John Hallam, Nuclear Disarmament Campaigner with People for Nuclear Disarmament and the Human Survival Project, told IPS: “I guess if I were UNSG or any one of the delegates at the UNSC, I’d be somewhat cynical over the likely effectiveness of any resolution.
“What will be the mechanisms of enforcement, other than those used so far without success?”, he asked.
“However I simply can’t imagine the UNSC not trying in some way to sanction the DPRK, nor would I suggest that they refrain from sanctioning it. “
“What I would hope however is that the UNSC look at those of its own membership who have massive programmes aimed at refurbishing their own nuclear deterrent forces – forces that have tens of thousands of times the kick of those of the DPRK and whose existence does indeed imperil humans as a species, as the Oslo, Nayarit and Vienna conferences made quite clear.”
He said much depends on how toughly worded are UNSC resolutions, and on what its enforcement mechanisms are.”
“However my instinctive gut feeling is that nothing but nothing will deter the DPRK from further tests. “
“I think the probability of yet more tests and of missile tests also is very high, and neither action by the UNSC nor actions taken by the individual members of it will make the slightest difference”, said Hallam.

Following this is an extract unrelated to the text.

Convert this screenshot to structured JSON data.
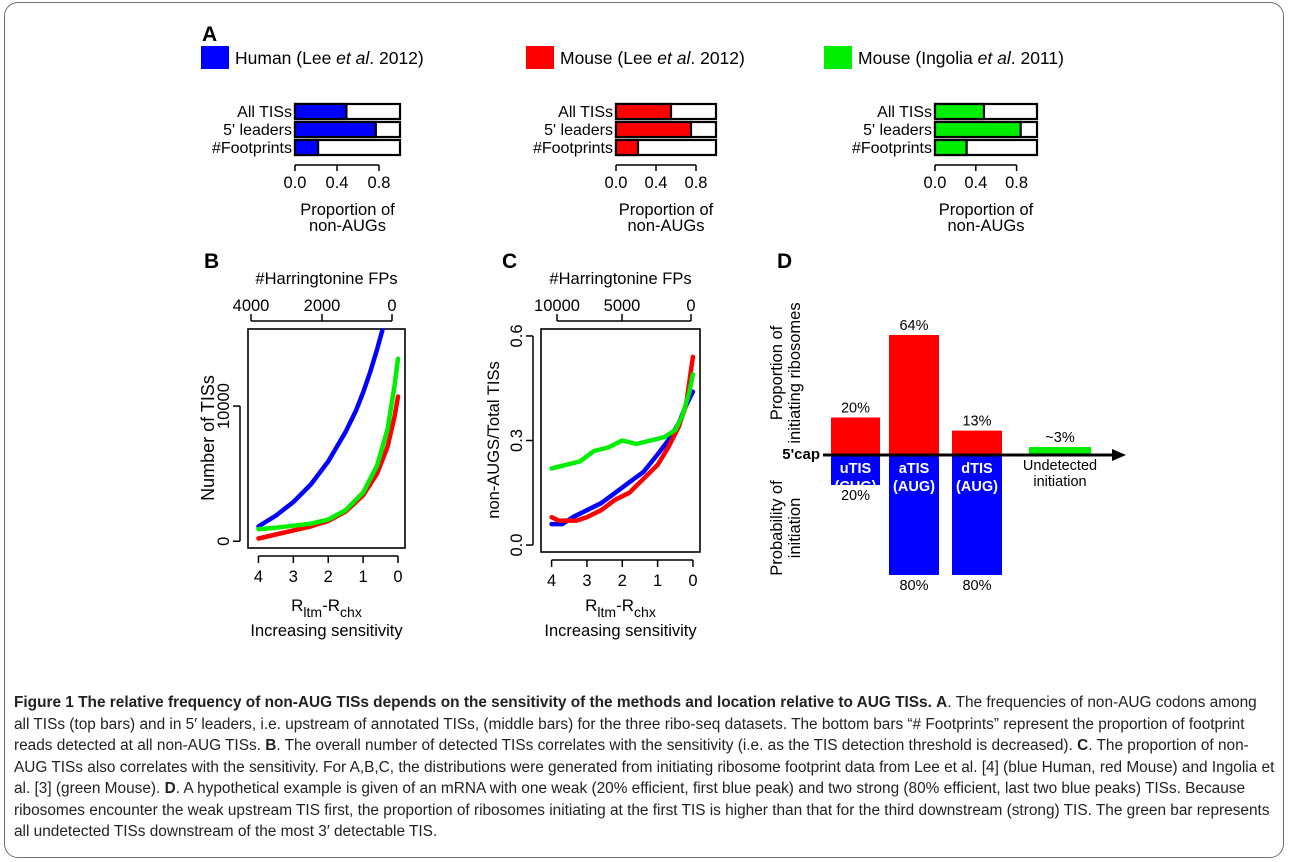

In an oped piece in Counterpunch, Slater wrote: “This latest terrifying and dreadful underground nuclear test by North Korea should be a warning to the United States and the other nuclear weapons states, that the longer we continue to modernize and cling to our nuclear arsenals and promote a nuclear deterrence policy which promise catastrophic threats of nuclear retaliation if attacked, the more additional countries will be seeking to get their own “deterrent”, just as North Korea has done creating ever greater threats of accidental or deliberate nuclear disaster.”
She pointed out that “It is telling that at the same time we made the deal with Iran to rein in their “peaceful” nuclear power program and secure their enriched uranium in Russia, we promised “peaceful” nuclear reactors to Saudi Arabia, United Arab Emirates and Turkey so they too will have their bomb in the basement.”
“It cannot have escaped the notice of North Korea that after Saddam Hussein’s nuclear programme was ended after the first Gulf War, and Muammar Ghadafi voluntarily gave up his nuclear weapons programme, one wound up dead in a hole in the ground and the other in a sewer pipe.”
The only way to control the further spread of nuclear weapons and future catastrophic nuclear disaster, is for the US and the other nuclear nations — Russia, UK, France, China, Israel, India, and Pakistan — to give up their nuclear weapons and negotiate a treaty for the total abolition of nuclear weapons under strict and effective international monitoring and control.
“Unfortunately, this won’t happen until the two nuclear behemoths at the table, the US and Russia, who now have 15,000 of the 16,000 nuclear weapons on the planet agree to do this,” declared Slater.
Hallam said: “I am quite sure the DPRK views a real nuclear capability as its survival ticket, and to some extent they are correct.”
Of course the irony is that nuclear weapons will do absolutely nothing to protect them against their own people if they decide to revolt. But as of now there are no signs of that, he said.